А сейчас уже несколько дней мы опять торчим в Нальчике, папа и Юра почти всё время куда-то ходят и ездят, я читаю, играю в каштано-вышибалку и глазею в окно сами знаете на какую вывеску.
Сегодня всё точно так и было. Потом, как всегда, стало смеркаться, зарядил дождь, я захотел есть и отправился в буфет. В кармане у меня был рубль с чем-то. Прокатился по перилам, пока никто не видел, немного на одной ноге поскакал: все говорят, надо больше двигаться. А в буфете взял сосиски, кефир и две конфеты. Только когда полез в карман, денег не было.
— Ой, наверно, по дороге потерял, — сказал я буфетчице и пошел искать.
Осмотрел всю лестницу — тридцать восемь ступенек, нашел три окурка и одну пуговицу, но денег не было. Я пошел в номер к Юре — там заперто. Вернулся к себе, искал повсюду — ничего, кроме папиных… как они называются?.. подстрочников, они везде лежат. Есть захотелось намного сильней. Я прилёг на ковер, который только что ещё раз обшарил, и, кажется, даже заплакал.
Проснулся оттого, что кто-то трогал меня за плечо. Сначала решил, это сон: надо мной наклонился огромный усатый мужчина в черкеске, папахе, вроде даже в бурке — я со страха не разглядел, но кинжал у него на поясе был, это точно.
— Что, кунАк? — спросил мужчина. Он выпрямился и почти упёрся папахой в потолок.
— Ничего, — сказал я.
— Не болен?
— Не болен.
— А чего такой сердитый?
— Ничего. Я деньги потерял.
— Много?
— Больше рубля.
— Да-а, — сказал мужчина. — Это плохо. А где отец?
— По делам уехал. Со своим другом.
— Что ж тебя не взяли?
— Я не хотел. Я уже всё это знаю…
Мы ещё поговорили в таком духе, он спросил, как меня зовут и что я тут видел.
— В кино был, — сказал я. — И в гостях. И под Эльбрусом.
— А в Чегеме, спорим, не был? И в Баксане тоже?
— Нет.
— А в Шалушке? В Долинске?
Да чего он пристал? — подумал я и отвернулся. Кричит, как будто я виноват.
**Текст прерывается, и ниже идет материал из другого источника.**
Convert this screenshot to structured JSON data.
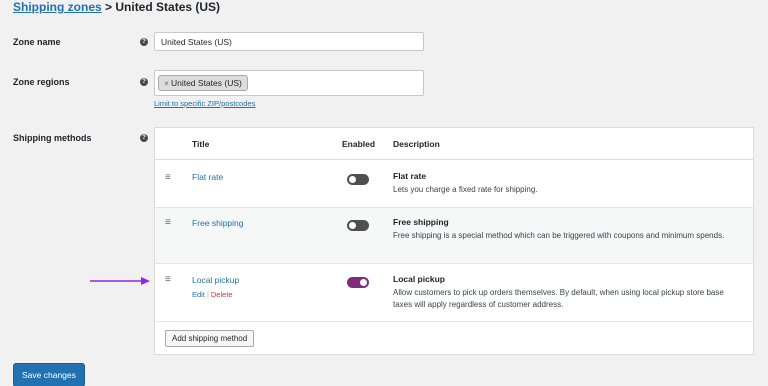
{
  "breadcrumb": {
    "link": "Shipping zones",
    "separator": " > ",
    "current": "United States (US)"
  },
  "zone_name": {
    "label": "Zone name",
    "value": "United States (US)"
  },
  "zone_regions": {
    "label": "Zone regions",
    "chip_remove": "×",
    "chip": "United States (US)",
    "link": "Limit to specific ZIP/postcodes"
  },
  "shipping_methods": {
    "label": "Shipping methods",
    "headers": {
      "title": "Title",
      "enabled": "Enabled",
      "description": "Description"
    },
    "rows": [
      {
        "title": "Flat rate",
        "enabled": false,
        "desc_title": "Flat rate",
        "desc": "Lets you charge a fixed rate for shipping."
      },
      {
        "title": "Free shipping",
        "enabled": false,
        "desc_title": "Free shipping",
        "desc": "Free shipping is a special method which can be triggered with coupons and minimum spends."
      },
      {
        "title": "Local pickup",
        "enabled": true,
        "desc_title": "Local pickup",
        "desc": "Allow customers to pick up orders themselves. By default, when using local pickup store base taxes will apply regardless of customer address.",
        "edit": "Edit",
        "sep": "|",
        "delete": "Delete"
      }
    ],
    "add_button": "Add shipping method"
  },
  "save_button": "Save changes",
  "drag_icon": "≡",
  "help_icon": "?",
  "colors": {
    "link": "#2271b1",
    "primary": "#2271b1",
    "toggle_on": "#7d2c7c",
    "arrow": "#8a2be2",
    "delete": "#d63638"
  }
}
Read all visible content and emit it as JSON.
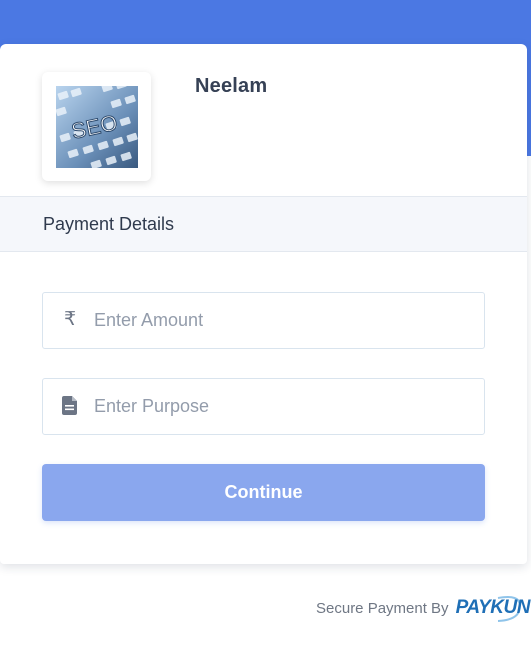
{
  "merchant": {
    "name": "Neelam",
    "logo_text": "SEO"
  },
  "section": {
    "title": "Payment Details"
  },
  "form": {
    "amount": {
      "icon": "rupee-icon",
      "icon_glyph": "₹",
      "placeholder": "Enter Amount",
      "value": ""
    },
    "purpose": {
      "icon": "document-icon",
      "placeholder": "Enter Purpose",
      "value": ""
    },
    "continue_label": "Continue"
  },
  "footer": {
    "secure_text": "Secure Payment By",
    "brand": "PAYKUN"
  },
  "colors": {
    "banner": "#4b78e3",
    "button": "#8aa7ee",
    "brand": "#1f6fb6"
  }
}
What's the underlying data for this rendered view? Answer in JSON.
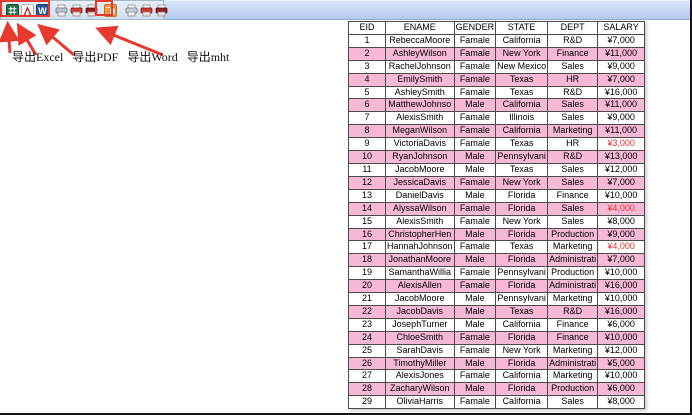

— Вот что, кунак! — опять крикнул он. — Собирайся. Вперёд без страха и сомнений!
— Как? — не понял я.
— Вах, какой непонятливый. — И он положил руку на кинжал, честное слово. — Со мной пойдешь!
Я вспомнил книжки, где похищают детей, а потом требуют огромный выкуп. Такое и сейчас бывает, я слышал. Но у моих родителей нет таких денег — они мне даже велосипед купить никак не могут. И телевизор тоже. Который недавно изобрели, он уже есть кое у кого: маленький и с линзой перед экраном…
Я подумал об этом, а сам машинально начал одеваться: куртку надел, шапку.
— А ботинки? — услыхал я. — В тапочках в горы пойдёшь? Соскользнёшь в ущелье, потом доставай тебя!
— Я… я никуда не пойду! — сказал я.
— Не пойдёшь? — крикнул мужчина. — Тогда я…
…Но, прежде чем я по-настоящему испугался, он улыбнулся, широко-широко, во всю папаху, и сказал нормальным голосом:
— Очень прошу, пожалуйста, Саня, пойдём со мной, не пожалеешь. Дело одно есть. От имени и по поручению. Я жду…
Он вышел за дверь, а я завязал ботинки, и мне страшно захотелось узнать, какое у него ко мне дело.
Когда мы шли по коридору мимо столика дежурной, та воскликнула:
— Шахмурза Сафар-Алиевич! Сколько лет, сколько зим! Давно приехали?
— Только вчера. Напелись и наплясались… И скажите, пожалуйста, этому молодому джигиту, что я не разбойник с большой дороги, а тоже немножко джигит, и даже с его отцом знаком. А то он…
— Ничего не испугался, — сказал я. — Просто настроения не было.